In aggiunta a questo argomento, che resta fondamentale, si può far notare l’indesiderabilità delle conseguenze alle quali la tesi del prevalere della libertà degli enti e delle comunità sulla libertà al loro interno non potrebbe non portare. Se in una data società tutte le scuole, in una logica puramente privatistica, fossero scuole di tendenza, il prevalere della libertà degli istituti porterebbe a un paesaggio di “torri” senza finestre simile a medievali San Gimignani, torri preoccupate ciascuna, approfittando della “libertà” scolastica, solo di clonare cattolici, musulmani, marxisti, aspiranti capitalisti, tra loro non comunicanti. La libertà dell’insegnante si ridurrebbe alla libertà di scegliere tra scuole tutte ugualmente libere di imporgli obbligatoriamente il loro pensiero.

Certamente non è questa la libertà prefigurata dalla Costituzione e voluta dall’ontologia della persona umana. La ratio per cui la Costituzione garantisce il pluralismo scolastico (come pluralismo degli enti) è che la Costituzione vuole salvaguardare, contro le tentazioni totalitarie, il pluralismo culturale. Vuole evitare, per la grande casa comune che è la Repubblica italiana, il pensiero unico. Ma quello che vale per la grande casa comune deve valere anche per la piccola casa comune che è ogni scuola degna di questo nome. La casa piccola deve essere a immagine e somiglianza della grande casa. Altrimenti la Costituzione si arresterebbe sulla soglia degli istituti scolastici, i quali godrebbero di una ingiustificabile e indesiderabile “extraterritorialità” costituzionale. Quello che vale nella Repubblica italiana, vale, ancora più fortemente, nella grande casa comune Europa, per carisma storicamente conquistato Patria delle differenze. Ho detto molte volte che l’importante non è se la scuola è pubblica o privata, perché le scuole pubbliche di Stalin, con il loro ateismo obbligatorio, non erano meno illiberali di scuole cattoliche come l’UC di Milano; l’importante è che la scuola - pubblica o privata - sia costituzionale: cioè alberghi in sé la libertà di ricerca e di insegnamento che la Costituzione vuole per la grande casa comune. Oggi in Italia è pienamente costituzionale, sotto questo profilo, solo la scuola pubblica. Il Concordato, sotto l’aspetto per cui recepisce una visione internamente illiberale e totalitaria degli istituti di istruzione cattolici, deve ritenersi incostituzionale per lesione del principio della libertà di ricerca e di insegnamento.

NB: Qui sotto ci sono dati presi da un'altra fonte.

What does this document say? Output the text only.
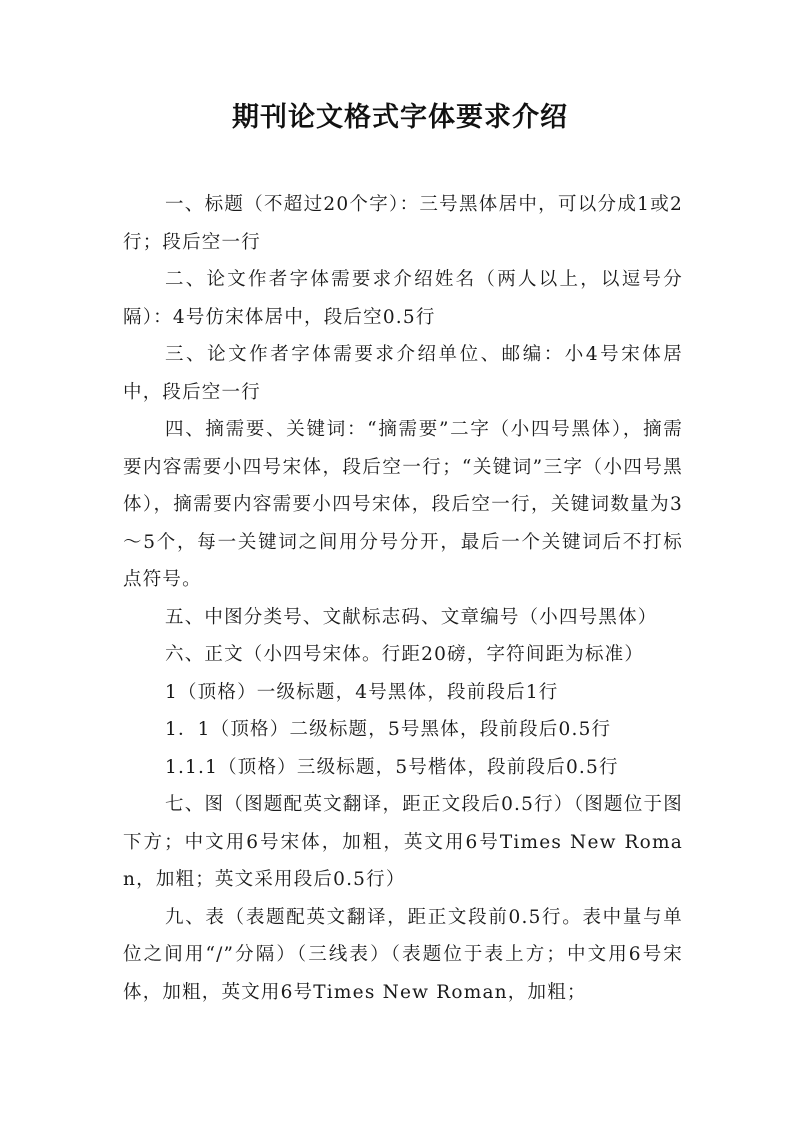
期刊论文格式字体要求介绍

一、标题（不超过20个字）：三号黑体居中，可以分成1或2行；段后空一行

二、论文作者字体需要求介绍姓名（两人以上，以逗号分隔）：4号仿宋体居中，段后空0.5行

三、论文作者字体需要求介绍单位、邮编：小4号宋体居中，段后空一行

四、摘需要、关键词：“摘需要”二字（小四号黑体），摘需要内容需要小四号宋体，段后空一行；“关键词”三字（小四号黑体），摘需要内容需要小四号宋体，段后空一行，关键词数量为3～5个，每一关键词之间用分号分开，最后一个关键词后不打标点符号。

五、中图分类号、文献标志码、文章编号（小四号黑体）

六、正文（小四号宋体。行距20磅，字符间距为标准）

1（顶格）一级标题，4号黑体，段前段后1行

1．1（顶格）二级标题，5号黑体，段前段后0.5行

1.1.1（顶格）三级标题，5号楷体，段前段后0.5行

七、图（图题配英文翻译，距正文段后0.5行）（图题位于图下方；中文用6号宋体，加粗，英文用6号Times New Roman，加粗；英文采用段后0.5行）

九、表（表题配英文翻译，距正文段前0.5行。表中量与单位之间用“/”分隔）（三线表）（表题位于表上方；中文用6号宋体，加粗，英文用6号Times New Roman，加粗；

È illusionistico parlare di “libere” università, di “libere” scuole solo perché queste università e queste scuole sono, grazie alla Costituzione, liberamente fondate da privati. La sola libertà seria è la libertà di fondare scuole libere, non la libertà di fondare scuole totalitarie o settarie. Che senso non assurdo hanno intitolazioni come “Libera Università Maria Santissima Assunta” se in simili università è vietato chiedersi cosa significhi realmente, realisticamente il nome dell’istituto per un uomo di oggi, dotato di quel training scientifico che ogni università dovrebbe - in ogni campo disciplinare, promuovere? Non sono superossimoriche università nelle quali, a meno di tacere, si deve obbligatoriamente asserire - pena l’espulsione da parte di un prelato vaticano - la “assunzione” “in cielo” del “corpo” della “Madonna”?

Indipendentemente e in aggiunta al profilo di incostituzionalità concernente la libertà di ricerca e di insegnamento, c’è l’altro che sopra ho chiamato di ingiustizia/scorrettezza procedurale. Anche ammesso, infatti, (e non concesso) che negli enti di tendenza fosse legittimo reprimere la libertà di ricerca e d’insegnamento, resterebbe che questa repressione dovrebbe attuarsi rispettando i requisiti del giusto processo, cioè i diritti umani procedurali. Non c’è nulla nel concetto di ritiro del gradimento che ne implichi l’assoluta, insindacabile discrezionalità. Il modo di procedere dell’autorità ecclesiastica nel conferire e nel togliere agli insegnanti il famoso gradimento, ledendo la giustizia/correttezza procedurale, lede diritti umani fondamentali pienamente riconosciuti, come abbiamo visto, dal diritto positivo vigente. In quanto recepisce la doppia violazione della libertà di ricerca e d’insegnamento e dei principi del giusto processo perpetrata negli istituti di istruzione cattolici dalla gerarchia ecclesiastica, il Concordato deve - se finora abbiamo ragionato bene - ritenersi doppiamente incostituzionale.